OAK RIDGE, Tenn. (ABP) – Two Baptist ethicists released an open letter Sept. 19 opposing “Christian Zionism” and its effect on U.S. policy toward Israel.
As Palestinian leaders prepared to make a unilateral declaration of statehood before the United Nations — expected to be opposed by the United States — professors David Gushee and Glen Stassen called out the movement in evangelical Christianity that believes the Bible plots boundaries that by divine right belong to Israel.
Gushee, distinguished university professor of Christian ethics at Mercer University, and Stassen, a professor at Fuller Theological Seminary who formerly taught at Southern Baptist Theological Seminary, issued a 3,500-word treatise challenging Christian Zionism on theological, moral and security grounds.
Gushee, a columnist for Associated Baptist Press, and Stassen are co-authors of Kingdom Ethics, published in 2003 by InterVarsity Press and board members of the New Evangelical Partnership for the Common Good, which distributed their letter. This summer they took 50 Fuller Seminary students to visit the Occupied Territories, where they witnessed firsthand how Israeli settlements are eating away at territory designated as part of a future Palestinian state.
“Not to put too fine a point on it, we wish to claim here that the prevailing version of American Christian Zionism — that is, your belief system — underwrites theft of Palestinian land and oppression of Palestinian people, helps create the conditions for an explosion of violence, and pushes U.S. policy in a destructive direction that violates our nation’s commitment to universal human rights,” the professors said. “In all of these, American Christian Zionism as it currently stands is sinful and produces sin.”
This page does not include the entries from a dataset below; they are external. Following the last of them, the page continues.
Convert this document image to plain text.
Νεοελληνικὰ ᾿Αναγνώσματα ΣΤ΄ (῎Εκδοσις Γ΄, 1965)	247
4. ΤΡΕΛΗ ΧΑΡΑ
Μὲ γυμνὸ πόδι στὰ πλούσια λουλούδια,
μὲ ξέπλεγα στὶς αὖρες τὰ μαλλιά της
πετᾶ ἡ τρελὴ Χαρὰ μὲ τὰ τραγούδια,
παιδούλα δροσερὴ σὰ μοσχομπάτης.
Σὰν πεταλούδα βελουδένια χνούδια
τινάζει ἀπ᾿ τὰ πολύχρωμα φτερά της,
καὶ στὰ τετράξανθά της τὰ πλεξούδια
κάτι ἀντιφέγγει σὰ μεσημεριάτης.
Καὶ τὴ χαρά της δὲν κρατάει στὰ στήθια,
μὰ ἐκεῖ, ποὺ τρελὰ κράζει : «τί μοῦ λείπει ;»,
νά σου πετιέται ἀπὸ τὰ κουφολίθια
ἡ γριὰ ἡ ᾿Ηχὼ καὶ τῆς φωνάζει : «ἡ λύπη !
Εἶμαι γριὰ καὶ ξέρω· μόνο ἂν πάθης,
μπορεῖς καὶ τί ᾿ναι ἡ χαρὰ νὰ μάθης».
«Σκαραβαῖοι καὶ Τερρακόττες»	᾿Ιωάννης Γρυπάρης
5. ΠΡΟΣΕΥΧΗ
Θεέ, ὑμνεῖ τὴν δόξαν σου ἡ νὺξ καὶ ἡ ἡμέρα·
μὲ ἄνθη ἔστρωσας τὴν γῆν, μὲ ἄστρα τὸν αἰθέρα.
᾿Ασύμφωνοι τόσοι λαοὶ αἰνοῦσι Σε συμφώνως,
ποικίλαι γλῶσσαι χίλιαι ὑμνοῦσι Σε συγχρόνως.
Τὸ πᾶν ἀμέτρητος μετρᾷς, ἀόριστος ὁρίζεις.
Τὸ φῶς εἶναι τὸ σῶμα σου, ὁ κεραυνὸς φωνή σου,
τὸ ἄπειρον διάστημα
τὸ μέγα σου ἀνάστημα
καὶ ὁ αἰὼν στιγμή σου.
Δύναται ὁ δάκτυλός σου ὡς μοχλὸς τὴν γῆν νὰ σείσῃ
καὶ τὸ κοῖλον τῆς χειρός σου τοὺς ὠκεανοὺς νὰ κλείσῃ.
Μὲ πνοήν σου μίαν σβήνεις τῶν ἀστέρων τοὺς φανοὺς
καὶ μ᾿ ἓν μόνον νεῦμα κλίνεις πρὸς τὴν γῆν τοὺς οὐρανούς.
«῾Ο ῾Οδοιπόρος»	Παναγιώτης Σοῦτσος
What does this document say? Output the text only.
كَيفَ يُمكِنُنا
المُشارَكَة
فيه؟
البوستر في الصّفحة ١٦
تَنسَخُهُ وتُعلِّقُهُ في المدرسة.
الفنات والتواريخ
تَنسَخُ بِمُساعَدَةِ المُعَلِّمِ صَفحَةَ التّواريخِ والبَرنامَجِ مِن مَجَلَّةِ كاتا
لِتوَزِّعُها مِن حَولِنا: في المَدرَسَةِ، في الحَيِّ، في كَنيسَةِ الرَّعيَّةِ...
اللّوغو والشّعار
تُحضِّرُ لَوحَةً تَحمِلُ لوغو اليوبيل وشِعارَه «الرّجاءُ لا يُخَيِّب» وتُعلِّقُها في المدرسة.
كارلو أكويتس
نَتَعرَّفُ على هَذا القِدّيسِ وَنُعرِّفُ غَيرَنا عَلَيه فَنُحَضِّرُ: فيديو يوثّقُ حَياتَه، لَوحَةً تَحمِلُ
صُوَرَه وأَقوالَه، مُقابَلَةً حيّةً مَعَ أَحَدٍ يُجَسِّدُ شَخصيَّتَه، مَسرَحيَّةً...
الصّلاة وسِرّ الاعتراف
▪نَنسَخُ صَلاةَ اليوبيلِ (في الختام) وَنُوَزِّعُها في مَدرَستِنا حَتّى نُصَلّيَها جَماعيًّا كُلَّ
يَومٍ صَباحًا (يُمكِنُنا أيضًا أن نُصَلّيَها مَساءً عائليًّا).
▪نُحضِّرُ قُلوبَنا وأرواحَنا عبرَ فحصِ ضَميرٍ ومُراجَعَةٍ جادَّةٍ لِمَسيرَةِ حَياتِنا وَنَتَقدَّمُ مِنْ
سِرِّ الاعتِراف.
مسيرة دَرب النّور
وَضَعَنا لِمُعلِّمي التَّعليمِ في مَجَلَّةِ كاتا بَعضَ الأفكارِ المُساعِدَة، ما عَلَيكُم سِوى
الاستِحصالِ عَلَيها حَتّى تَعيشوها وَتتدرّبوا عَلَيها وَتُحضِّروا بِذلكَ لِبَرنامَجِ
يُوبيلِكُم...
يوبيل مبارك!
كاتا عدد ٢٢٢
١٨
Gushee and Stassen said they believe Christian Zionists have good intentions, but their theology is wrong. They suggested that the Promised Land in the Old Testament is not the same thing as the modern state of Israel and cited numerous Bible verses in which God’s covenant is conditional on Israel’s obedience.
“At a theological level, we are claiming that even if one accepts a.) a divine promise of land to the Jewish people as recorded in Scripture, b.) a belief that this promise extends even to this day, and c.) the modern state of Israel as, in part, God’s gracious fulfillment of this promise, one must also say d.) the Bible, in the prophetic writings, also teaches that persistent injustice on the part of Israel has evoked, and still can bring, God’s judgment, which can extend even to war and exile,” they wrote. “Israel’s remaining in the land depends on Israel’s now doing justice to Palestinians and making peace with its Arab neighbors that surround Israel.”
“Indeed, Jesus, as prophet and Savior, also prophesied that Jerusalem would be destroyed because they did not know the practices that make for peace (Luke 19:41-44),” they continued. “And Jerusalem was destroyed, 40 years later. Do you not fear that it could happen again? Does not your love of Israel make you want to do all you can to prevent that from happening? And yet your actions actually make it more likely to happen!”
Gushee and Stassen described a Holy Land on a “precipice” of resentment that could eventually lead to war, and if it happens American Christians will be partly to blame.
“We genuinely fear that someday someone or some nation inflamed with resentment at the seemingly eternal Israeli subjugation of the Palestinian people will ‘make your land desolate so no one can live in it’ (Jeremiah 6:8),” they said. “That sounds like a nuclear bomb.”
Bob Allen is managing editor of Associated Baptist Press.